Die zierliche Ausführung des hier gezeigten Modells behindert die Mundatmung nicht.

 

Bei erheblicher Dickleibigkeit ist ein guter Erfolg der Behandlung jedoch fraglich. Ab einem Body-Mass-Index (BMI) von mehr als 30 nimmt die Wirkung zunehmend ab.

 

In jedem Fall muss ein auch schlafmedizinisch ausgebildeter Zahnarzt beurteilen, ob Zähne und Kiefer für den Einsatz einer Unterkiefer-Protrusionsschiene geeignet sind.

 

Besteht der Verdacht auf Vorliegen eines Schlafapnoe-Syndroms, sollte die mögliche Wirksamkeit einer solchen Zahnschiene zunächst in einem Schlaflabor beurteilt werden. Die tatsächliche Wirksamkeit einer dann eingesetzten Schiene sollte auf jeden Fall überprüft werden.

 

Der Gesamtpreis einer Schiene setzt sich normalerweise aus dem Laborpreis für die Erstellung der Schiene selbst und dem Preis den der Zahnarzt für seine Leistung berechnet zusammen. Die Bandbreite zwischen dem niedrigsten und dem höchsten Preis kann recht groß sein. Dabei muss die teuerste Schiene nicht automatisch auch die beste Schiene sein. Es empfiehlt sich, je nach Höhe der Kosten, ggf. ein vorheriger Test mit einem geeigneten preiswerten Provisorium.

 

Es gibt unterschiedliche Schienensysteme und unterschiedliche Materialen.

 

Schienen, bei denen der Mund zumindest teilweise geöffnet werden kann, werden oft von Nutzern als angenehmer beurteilt.
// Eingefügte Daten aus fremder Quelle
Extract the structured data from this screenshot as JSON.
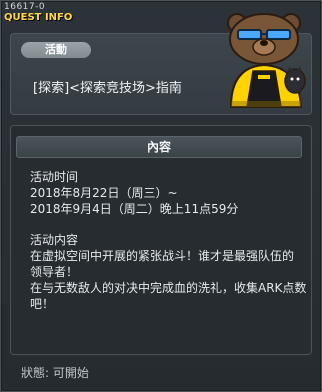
{
  "window": {
    "quest_id": "16617-0",
    "title": "QUEST INFO"
  },
  "header": {
    "category_badge": "活動",
    "guide_title": "[探索]<探索竞技场>指南"
  },
  "content": {
    "section_title": "內容",
    "lines": [
      "活动时间",
      "2018年8月22日（周三）~",
      "2018年9月4日（周二）晚上11点59分",
      "",
      "活动内容",
      "在虚拟空间中开展的紧张战斗！谁才是最强队伍的",
      "领导者！",
      "在与无数敌人的对决中完成血的洗礼，收集ARK点数",
      "吧！"
    ]
  },
  "footer": {
    "status_text": "狀態: 可開始"
  },
  "icons": {
    "mascot": "bear-mascot-icon"
  },
  "colors": {
    "title": "#ffd84a",
    "badge": "#9aa3a8",
    "background": "#2c3338"
  }
}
Zu beachten ist dabei jedoch, dass einige Systeme beim Öffnen des Mundes die Vorverlegung des Unterkiefers vergrößern, andere hingegen verringern die Vorverlegung.

 

Schienensysteme bei denen sich der Mund nicht automatisch öffnen läßt, können von Fall zu Fall eine bessere Wirkung zeigen.

 

In jedem Fall sollte aber zur möglichst optimalen Wirkung die Vorverlegung des Unterkiefers auch nachträglich verändert werden können.

 

Voraussetzung für eine geeignete Schiene ist nach der S3-Leitlinie "Nicht erholsamer Schlaf/Schlafstörungen" der Fachgesellschaft DGSM: ".....ein individuell nach Abdrücken gefertigtes, labortechnisch hergestelltes Schienensystem, wobei nach neueren Daten Zweischienensyteme zu bevorzugen sind .......... Die Behandlung erfolgt durch Zahnmediziner, die schlafmedizinisch fortgebildet sind.........

 

Gesetzliche Krankenkassen übernehmen die Kosten für eine Schiene bestenfalls, wenn jeweils ein positives Gutachten von einem Schlafmediziner/einer Schlafmedizinerin und von einem Zahnarzt/einer Zahnärztin vorliegt. Die Genehmigung der jeweiligen Krankenkasse muss unbedingt vorliegen, bevor ein Zahnarzt/ eine Zahnärztin mit der Anfertigung beauftragt wird.

 

Die Patientenvertretung im Gemeinsamen Bundesausschuss (G-BA) hat am 20.03.2018 einen Antrag auf Überprüfung dieser Methode gestellt, mit dem Ziel der Kostenübernahme durch die gesetzlichen Krankenversicherungen. Dieser Antrag wurde am 17.05.2018 vom Plenum des G-BA angenommen und ein Beratungsverfahren eingeleitet. Am 13.09.2018 wurde das IQWiG beauftragt.

 

Der G-BA hat am 20.11.2020 beschlossen, dass die Unterkieferprotrusionsschiene als Behandlungsalternative für Erwachsene mit einer obstruktiven Schlafapnoe zu Lasten der gesetzlichen Krankenkassen von niedergelassenen Ärztinnen und Ärzten verordnet werden darf, wenn die Überdrucktherapie mit einer Atemmaske nicht erfolgreich eingesetzt werden kann.

 

Verordnende Ärztinnen und Ärzte müssen über eine Genehmigung nach der Qualitätssicherungsvereinbarung gemäß § 135 Abs. 2 SGB V zur Diagnostik und Therapie schlafbezogener Atmungsstörungen durch die Kassenärztliche Vereinigung verfügen.

 

Der Beschluss wird zunächst dem Bundesministerium für Gesundheit zur Prüfung vorgelegt und tritt nach Nichtbeanstandung und Bekanntmachung im Bundesanzeiger in Kraft. (Zahn-)Ärzte und die Krankenkassen verhandeln die Höhe der (zahn)ärztlichen Vergütung. Die Unterkieferprotrusionsschiene kann erst zu Lasten der gesetzlichen Krankenkassen verordnet werden, wenn entsprechende Abrechnungsziffern vorliegen.

 

  • Den Beschluss und die Tragenden Gründe werden wir hier nach Vorliegen veröffentlichen. 
  • Zur Pressemeldung hier klicken.
  • Für Fragen vorab benutzen Sie gerne unser Kontaktformular (hier klicken).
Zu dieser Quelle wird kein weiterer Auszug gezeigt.